The fact that it took this long for me to be that disinterested in a Mets game speaks to my ability … to be insane. Because really, why do I still care? Why do I still yell at Justin Turner when he bobbles a ground ball (because it’s fun) or when he takes a hard turn towards second base after a throwing error and then gets tagged out going back to first base (because he deserves it) or when he demands that the Mets play that awful Call Me Maybe song before each at-bat (because my ears continue to bleed) even after 154 games? In hopes that yelling at him through my television will get him to hit his second home run of the year? Yeah, that’s what I’ll tell myself. That’ll help me sleep at night.
To be honest, once Pedro Alvarez hit that home run in the first inning, I was in and out all night. It didn’t seem like Collin McHugh’s night from the very beginning, and once Alvarez was up I had a bad feeling that this was going to be a quick lights out for the curveball intensive rookie. It was no shocker that the four game winning streak went up in smoke on Tuesday and it will probably, and quickly, prove to be nothing more than a mirage … and Those that expect any different from this team down the stretch is fooling themselves. With no depth in the Mets organization, and multiple pitchers being either injured or shut down due to innings limits, once again this franchise limps to the finish line wondering if it will have enough arms to throw all of the innings. McHugh not being able to last two innings before giving up seven runs doesn’t help.
Thankfully I wasn’t so distracted to notice that David Wright had two hits which tied him with Ed Kranepool for most hits as a New York Met.

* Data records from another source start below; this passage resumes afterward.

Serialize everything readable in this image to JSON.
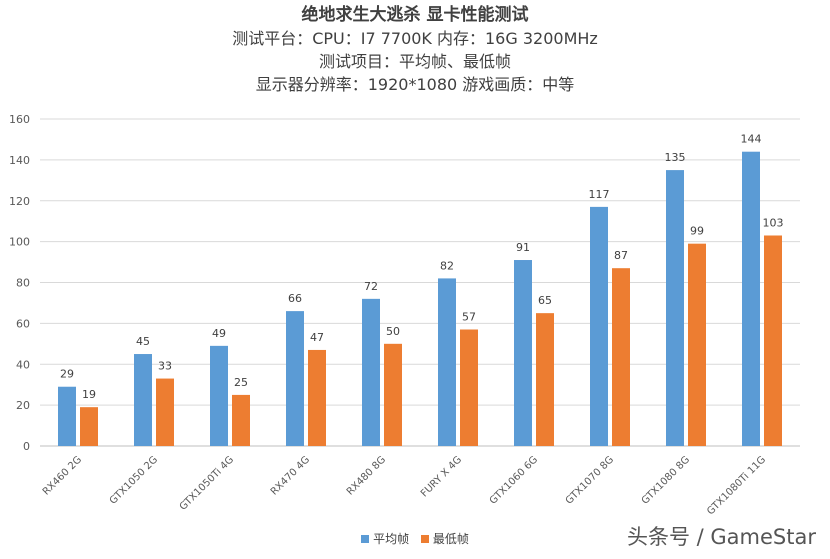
{
  "chart_data": {
    "type": "bar",
    "title": "绝地求生大逃杀  显卡性能测试",
    "subtitles": [
      "测试平台：CPU：I7 7700K  内存：16G 3200MHz",
      "测试项目：平均帧、最低帧",
      "显示器分辨率：1920*1080  游戏画质：中等"
    ],
    "categories": [
      "RX460 2G",
      "GTX1050 2G",
      "GTX1050Ti 4G",
      "RX470 4G",
      "RX480 8G",
      "FURY X 4G",
      "GTX1060 6G",
      "GTX1070 8G",
      "GTX1080 8G",
      "GTX1080Ti 11G"
    ],
    "series": [
      {
        "name": "平均帧",
        "color": "#5B9BD5",
        "values": [
          29,
          45,
          49,
          66,
          72,
          82,
          91,
          117,
          135,
          144
        ]
      },
      {
        "name": "最低帧",
        "color": "#ED7D31",
        "values": [
          19,
          33,
          25,
          47,
          50,
          57,
          65,
          87,
          99,
          103
        ]
      }
    ],
    "ylim": [
      0,
      160
    ],
    "yticks": [
      0,
      20,
      40,
      60,
      80,
      100,
      120,
      140,
      160
    ],
    "grid": true,
    "legend_position": "bottom"
  },
  "watermark": "头条号 / GameStar"
}
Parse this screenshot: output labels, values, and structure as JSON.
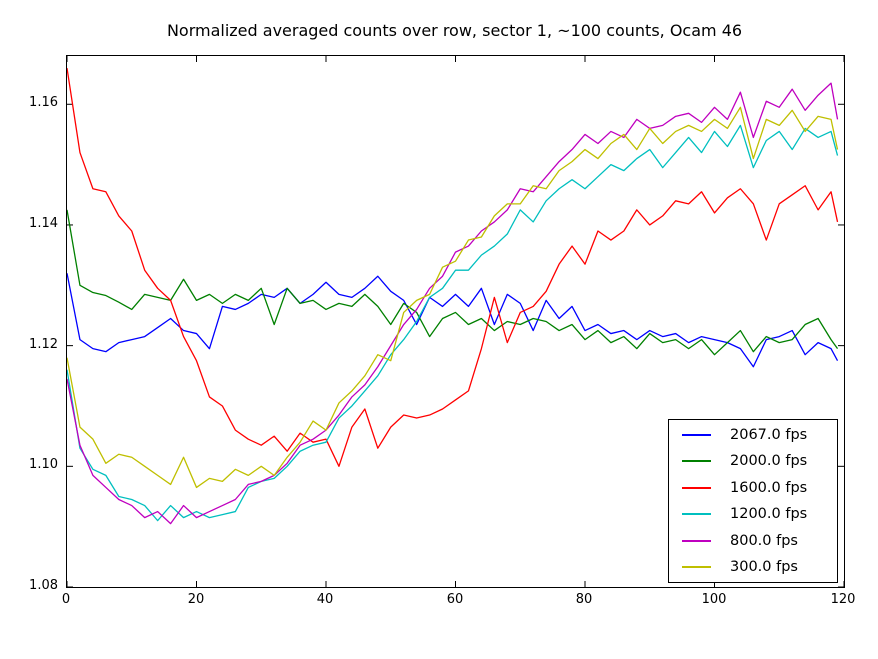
{
  "figure": {
    "background": "#ffffff"
  },
  "chart_data": {
    "type": "line",
    "title": "Normalized averaged counts over row, sector 1, ~100 counts, Ocam 46",
    "xlabel": "",
    "ylabel": "",
    "xlim": [
      0,
      120
    ],
    "ylim": [
      1.08,
      1.168
    ],
    "grid": false,
    "legend_position": "lower right",
    "xticks": {
      "values": [
        0,
        20,
        40,
        60,
        80,
        100,
        120
      ],
      "labels": [
        "0",
        "20",
        "40",
        "60",
        "80",
        "100",
        "120"
      ]
    },
    "yticks": {
      "values": [
        1.08,
        1.1,
        1.12,
        1.14,
        1.16
      ],
      "labels": [
        "1.08",
        "1.10",
        "1.12",
        "1.14",
        "1.16"
      ]
    },
    "x": [
      0,
      2,
      4,
      6,
      8,
      10,
      12,
      14,
      16,
      18,
      20,
      22,
      24,
      26,
      28,
      30,
      32,
      34,
      36,
      38,
      40,
      42,
      44,
      46,
      48,
      50,
      52,
      54,
      56,
      58,
      60,
      62,
      64,
      66,
      68,
      70,
      72,
      74,
      76,
      78,
      80,
      82,
      84,
      86,
      88,
      90,
      92,
      94,
      96,
      98,
      100,
      102,
      104,
      106,
      108,
      110,
      112,
      114,
      116,
      118,
      119
    ],
    "series": [
      {
        "name": "2067.0 fps",
        "color": "#0000ff",
        "values": [
          1.132,
          1.121,
          1.1195,
          1.119,
          1.1205,
          1.121,
          1.1215,
          1.123,
          1.1245,
          1.1225,
          1.122,
          1.1195,
          1.1265,
          1.126,
          1.127,
          1.1285,
          1.128,
          1.1295,
          1.127,
          1.1285,
          1.1305,
          1.1285,
          1.128,
          1.1295,
          1.1315,
          1.129,
          1.1275,
          1.1235,
          1.128,
          1.1265,
          1.1285,
          1.1265,
          1.1295,
          1.1235,
          1.1285,
          1.127,
          1.1225,
          1.1275,
          1.1245,
          1.1265,
          1.1225,
          1.1235,
          1.122,
          1.1225,
          1.121,
          1.1225,
          1.1215,
          1.122,
          1.1205,
          1.1215,
          1.121,
          1.1205,
          1.1195,
          1.1165,
          1.121,
          1.1215,
          1.1225,
          1.1185,
          1.1205,
          1.1195,
          1.1175
        ]
      },
      {
        "name": "2000.0 fps",
        "color": "#008000",
        "values": [
          1.1425,
          1.13,
          1.1288,
          1.1283,
          1.1272,
          1.126,
          1.1285,
          1.128,
          1.1275,
          1.131,
          1.1275,
          1.1285,
          1.127,
          1.1285,
          1.1275,
          1.1295,
          1.1235,
          1.1295,
          1.127,
          1.1275,
          1.126,
          1.127,
          1.1265,
          1.1285,
          1.1265,
          1.1235,
          1.127,
          1.1255,
          1.1215,
          1.1245,
          1.1255,
          1.1235,
          1.1245,
          1.1225,
          1.124,
          1.1235,
          1.1245,
          1.124,
          1.1225,
          1.1235,
          1.121,
          1.1225,
          1.1205,
          1.1215,
          1.1195,
          1.122,
          1.1205,
          1.121,
          1.1195,
          1.121,
          1.1185,
          1.1205,
          1.1225,
          1.119,
          1.1215,
          1.1205,
          1.121,
          1.1235,
          1.1245,
          1.121,
          1.1195
        ]
      },
      {
        "name": "1600.0 fps",
        "color": "#ff0000",
        "values": [
          1.166,
          1.152,
          1.146,
          1.1455,
          1.1415,
          1.139,
          1.1325,
          1.1295,
          1.1275,
          1.1215,
          1.1175,
          1.1115,
          1.11,
          1.106,
          1.1045,
          1.1035,
          1.105,
          1.1025,
          1.1055,
          1.104,
          1.1045,
          1.1,
          1.1065,
          1.1095,
          1.103,
          1.1065,
          1.1085,
          1.108,
          1.1085,
          1.1095,
          1.111,
          1.1125,
          1.1195,
          1.128,
          1.1205,
          1.1255,
          1.1265,
          1.129,
          1.1335,
          1.1365,
          1.1335,
          1.139,
          1.1375,
          1.139,
          1.1425,
          1.14,
          1.1415,
          1.144,
          1.1435,
          1.1455,
          1.142,
          1.1445,
          1.146,
          1.1435,
          1.1375,
          1.1435,
          1.145,
          1.1465,
          1.1425,
          1.1455,
          1.1405
        ]
      },
      {
        "name": "1200.0 fps",
        "color": "#00bfbf",
        "values": [
          1.116,
          1.103,
          1.0995,
          1.0985,
          1.095,
          1.0945,
          1.0935,
          1.091,
          1.0935,
          1.0915,
          1.0925,
          1.0915,
          1.092,
          1.0925,
          1.0965,
          1.0975,
          1.098,
          1.1,
          1.1025,
          1.1035,
          1.104,
          1.108,
          1.11,
          1.1125,
          1.115,
          1.1185,
          1.121,
          1.124,
          1.128,
          1.1295,
          1.1325,
          1.1325,
          1.135,
          1.1365,
          1.1385,
          1.1425,
          1.1405,
          1.144,
          1.146,
          1.1475,
          1.146,
          1.148,
          1.15,
          1.149,
          1.151,
          1.1525,
          1.1495,
          1.152,
          1.1545,
          1.152,
          1.1555,
          1.153,
          1.1565,
          1.1495,
          1.154,
          1.1555,
          1.1525,
          1.156,
          1.1545,
          1.1555,
          1.1515
        ]
      },
      {
        "name": "800.0 fps",
        "color": "#bf00bf",
        "values": [
          1.1145,
          1.1035,
          1.0985,
          1.0965,
          1.0945,
          1.0935,
          1.0915,
          1.0925,
          1.0905,
          1.0935,
          1.0915,
          1.0925,
          1.0935,
          1.0945,
          1.097,
          1.0975,
          1.0985,
          1.1005,
          1.1035,
          1.1045,
          1.106,
          1.1085,
          1.1115,
          1.1135,
          1.1165,
          1.12,
          1.1235,
          1.126,
          1.1295,
          1.1315,
          1.1355,
          1.1365,
          1.139,
          1.1405,
          1.1425,
          1.146,
          1.1455,
          1.148,
          1.1505,
          1.1525,
          1.155,
          1.1535,
          1.1555,
          1.1545,
          1.1575,
          1.156,
          1.1565,
          1.158,
          1.1585,
          1.157,
          1.1595,
          1.1575,
          1.162,
          1.1545,
          1.1605,
          1.1595,
          1.1625,
          1.159,
          1.1615,
          1.1635,
          1.1575
        ]
      },
      {
        "name": "300.0 fps",
        "color": "#bfbf00",
        "values": [
          1.118,
          1.1065,
          1.1045,
          1.1005,
          1.102,
          1.1015,
          1.1,
          1.0985,
          1.097,
          1.1015,
          1.0965,
          1.098,
          1.0975,
          1.0995,
          1.0985,
          1.1,
          1.0985,
          1.1015,
          1.104,
          1.1075,
          1.106,
          1.1105,
          1.1125,
          1.115,
          1.1185,
          1.1175,
          1.1255,
          1.1275,
          1.1285,
          1.133,
          1.134,
          1.1375,
          1.138,
          1.1415,
          1.1435,
          1.1435,
          1.1465,
          1.146,
          1.149,
          1.1505,
          1.1525,
          1.151,
          1.1535,
          1.155,
          1.1525,
          1.156,
          1.1535,
          1.1555,
          1.1565,
          1.1555,
          1.1575,
          1.156,
          1.1595,
          1.151,
          1.1575,
          1.1565,
          1.159,
          1.1555,
          1.158,
          1.1575,
          1.1525
        ]
      }
    ]
  }
}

Kranepool was the signature Met in the late seventies, having been with the team forever at that point and being the lone link to the glory days of the franchise. (I had a Yankee fan once tell me “you know, the best hitter in your entire history was Ed Kranepool, and he was just okay.”) Wright is now neck and neck with him, and will pass him forever with his next hit. Though you never know … if the Mets stupidly trade Ike Davis, and Lucas Duda has to go on the disabled list with a torn “I can’t hit the f*cking ball” muscle, Kranepool might have to come back, as he would be the most expensive option that the Mets can afford. And as long as Heath Bell is pitching for the Marlins, Kranepool is even money odds to at least add two or three to his hit total, even at the tender age of 68.